Naive implementation of SRU

Hello,
I am trying to implement Simple Recurrent Unit (SRU). The core idea of SRU lies in Equation (3)-(7) and my naive implementation (i.e., without any optimization) for bi-SRU is below:

def SRUStep(ft, rt, xt_tilde, ctm1):
	"""
	"""
	tanh = nn.Tanh()
	c_t = ft * ctm1 + (1.0 - ft) * xt_tilde
	h_t = rt * tanh(c_t) + (1.0 - rt) * xt_tilde
	return h_t, c_t

class SRU(nn.Module):
	"""
	implementation of simple recurrent unit
	"""
	def __init__(self, args):
		"""
		"""
		super(SRU, self).__init__()
		self.n_in = args.dim_w
		self.n_out = args.dim_h
		self.W = Parameter(torch.FloatTensor(np.zeros((self.n_in, 3 * self.n_out))))
		self.bf = Parameter(torch.FloatTensor(np.zeros(self.n_out)))
		self.br = Parameter(torch.FloatTensor(np.zeros(self.n_out)))

		# recurrent dropout
		self.Dropout_recurrent = nn.Dropout(0.5)
		# non-recurrent dropout
		self.Dropout = nn.Dropout(0.3)

		self.sigmoid = nn.Sigmoid()
		self.tanh = nn.Tanh()
		self.bs = args.bs
		self.n_steps = args.sent_len 
		self.init_weight()

	def forward(self, x):
		"""
		x shape: (bs, max_len, dim_x)
		"""
		x = self.Dropout(x)
		# shape: (bs, max_len, 3 * dim_h)
		Wx = torch.bmm(x, self.W.repeat(self.bs, 1, 1))
		# using different dropout masks at different time steps
		Wx = self.Dropout_recurrent(Wx)
		x_tilde = Wx[:, :, :self.n_out]
		f = self.sigmoid(Wx[:, :, self.n_out:2*self.n_out] + self.bf)
		r = self.sigmoid(Wx[:, :, 2*self.n_out:] + self.br)
		ct = Variable(x.data.new(self.bs, self.n_out).zero_())
		H_fwd, H_bwd = [], []
		for i in range(self.n_steps):
			ft = f[:, i]
			rt = r[:, i]
			xt_tilde = x_tilde[:, i]
			ht, ct = SRUStep(ft, rt, xt_tilde, ct)
			H_fwd.append(ht)
		ct = Variable(x.data.new(self.bs, self.n_out).zero_())
		for i in range(self.n_steps-1, -1, -1):
			ft = f[:, i]
			rt = r[:, i]
			xt_tilde = x_tilde[:, i]
			ht, ct = SRUStep(ft, rt, xt_tilde, ct)
			H_bwd.append(ht)
		H_fwd = torch.stack(H_fwd).permute(1, 0, 2)
		H_bwd = torch.stack(H_bwd).permute(1, 0, 2)
		H = torch.cat([H_fwd, H_bwd], dim=2)
		return H

	def init_weight(self):
		"""
		"""
		val_range = (3.0 / self.n_in) ** 0.5
		# sample value from a uniform distribution
		self.W.data.uniform_(-val_range, val_range)

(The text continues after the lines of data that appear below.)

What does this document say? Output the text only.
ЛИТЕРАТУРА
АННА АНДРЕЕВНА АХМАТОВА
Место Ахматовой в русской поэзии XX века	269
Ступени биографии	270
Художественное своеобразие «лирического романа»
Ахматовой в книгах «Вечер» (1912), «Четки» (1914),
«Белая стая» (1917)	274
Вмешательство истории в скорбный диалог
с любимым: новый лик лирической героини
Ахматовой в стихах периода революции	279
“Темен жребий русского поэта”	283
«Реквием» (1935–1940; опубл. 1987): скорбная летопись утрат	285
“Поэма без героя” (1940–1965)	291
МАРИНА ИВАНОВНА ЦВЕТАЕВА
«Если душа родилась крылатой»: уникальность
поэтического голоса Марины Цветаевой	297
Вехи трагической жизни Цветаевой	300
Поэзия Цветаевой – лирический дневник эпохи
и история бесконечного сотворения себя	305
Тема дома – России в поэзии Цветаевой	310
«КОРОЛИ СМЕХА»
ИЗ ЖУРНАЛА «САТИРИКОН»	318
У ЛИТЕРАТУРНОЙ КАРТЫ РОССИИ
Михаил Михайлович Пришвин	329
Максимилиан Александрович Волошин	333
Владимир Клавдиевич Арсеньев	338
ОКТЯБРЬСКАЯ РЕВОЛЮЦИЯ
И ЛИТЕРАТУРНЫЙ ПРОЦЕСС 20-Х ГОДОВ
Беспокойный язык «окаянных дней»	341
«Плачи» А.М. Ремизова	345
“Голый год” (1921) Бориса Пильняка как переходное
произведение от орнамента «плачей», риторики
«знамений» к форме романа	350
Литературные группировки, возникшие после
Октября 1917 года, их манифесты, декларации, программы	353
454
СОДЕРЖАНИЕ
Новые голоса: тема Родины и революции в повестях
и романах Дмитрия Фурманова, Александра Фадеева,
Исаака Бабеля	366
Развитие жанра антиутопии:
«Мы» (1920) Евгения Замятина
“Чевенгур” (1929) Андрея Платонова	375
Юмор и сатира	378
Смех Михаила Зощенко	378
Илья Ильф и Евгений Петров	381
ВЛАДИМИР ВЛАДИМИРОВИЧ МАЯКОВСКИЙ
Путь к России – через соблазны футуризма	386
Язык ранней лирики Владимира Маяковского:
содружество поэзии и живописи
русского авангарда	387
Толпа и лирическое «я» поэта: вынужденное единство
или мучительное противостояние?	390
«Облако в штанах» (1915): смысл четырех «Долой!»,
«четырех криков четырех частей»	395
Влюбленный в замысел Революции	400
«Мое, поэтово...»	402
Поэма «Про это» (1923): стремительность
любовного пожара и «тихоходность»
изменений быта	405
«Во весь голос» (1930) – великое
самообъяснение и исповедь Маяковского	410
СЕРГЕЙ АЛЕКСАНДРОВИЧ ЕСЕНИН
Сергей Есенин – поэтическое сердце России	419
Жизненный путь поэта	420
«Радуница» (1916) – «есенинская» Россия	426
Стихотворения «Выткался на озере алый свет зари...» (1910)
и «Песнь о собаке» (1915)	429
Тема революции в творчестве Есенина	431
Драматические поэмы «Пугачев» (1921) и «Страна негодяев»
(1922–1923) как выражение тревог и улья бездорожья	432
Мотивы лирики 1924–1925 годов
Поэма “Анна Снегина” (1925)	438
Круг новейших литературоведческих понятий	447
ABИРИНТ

I wonder if my implementation is correct in Pytorch :thinking:

I also implement SRU in pytorch,I have two version, one is that use the author code by call the SRU, another is that implement it by formula, this is my demo, https://github.com/bamtercelboo/pytorch_SRU, II dont know that yours whether very correctly and even my code I also dont know, we can communicate each other, I have a question in cuda, SRU by formula is not speed up compare to the CPU, I don`t know the reason, you konw?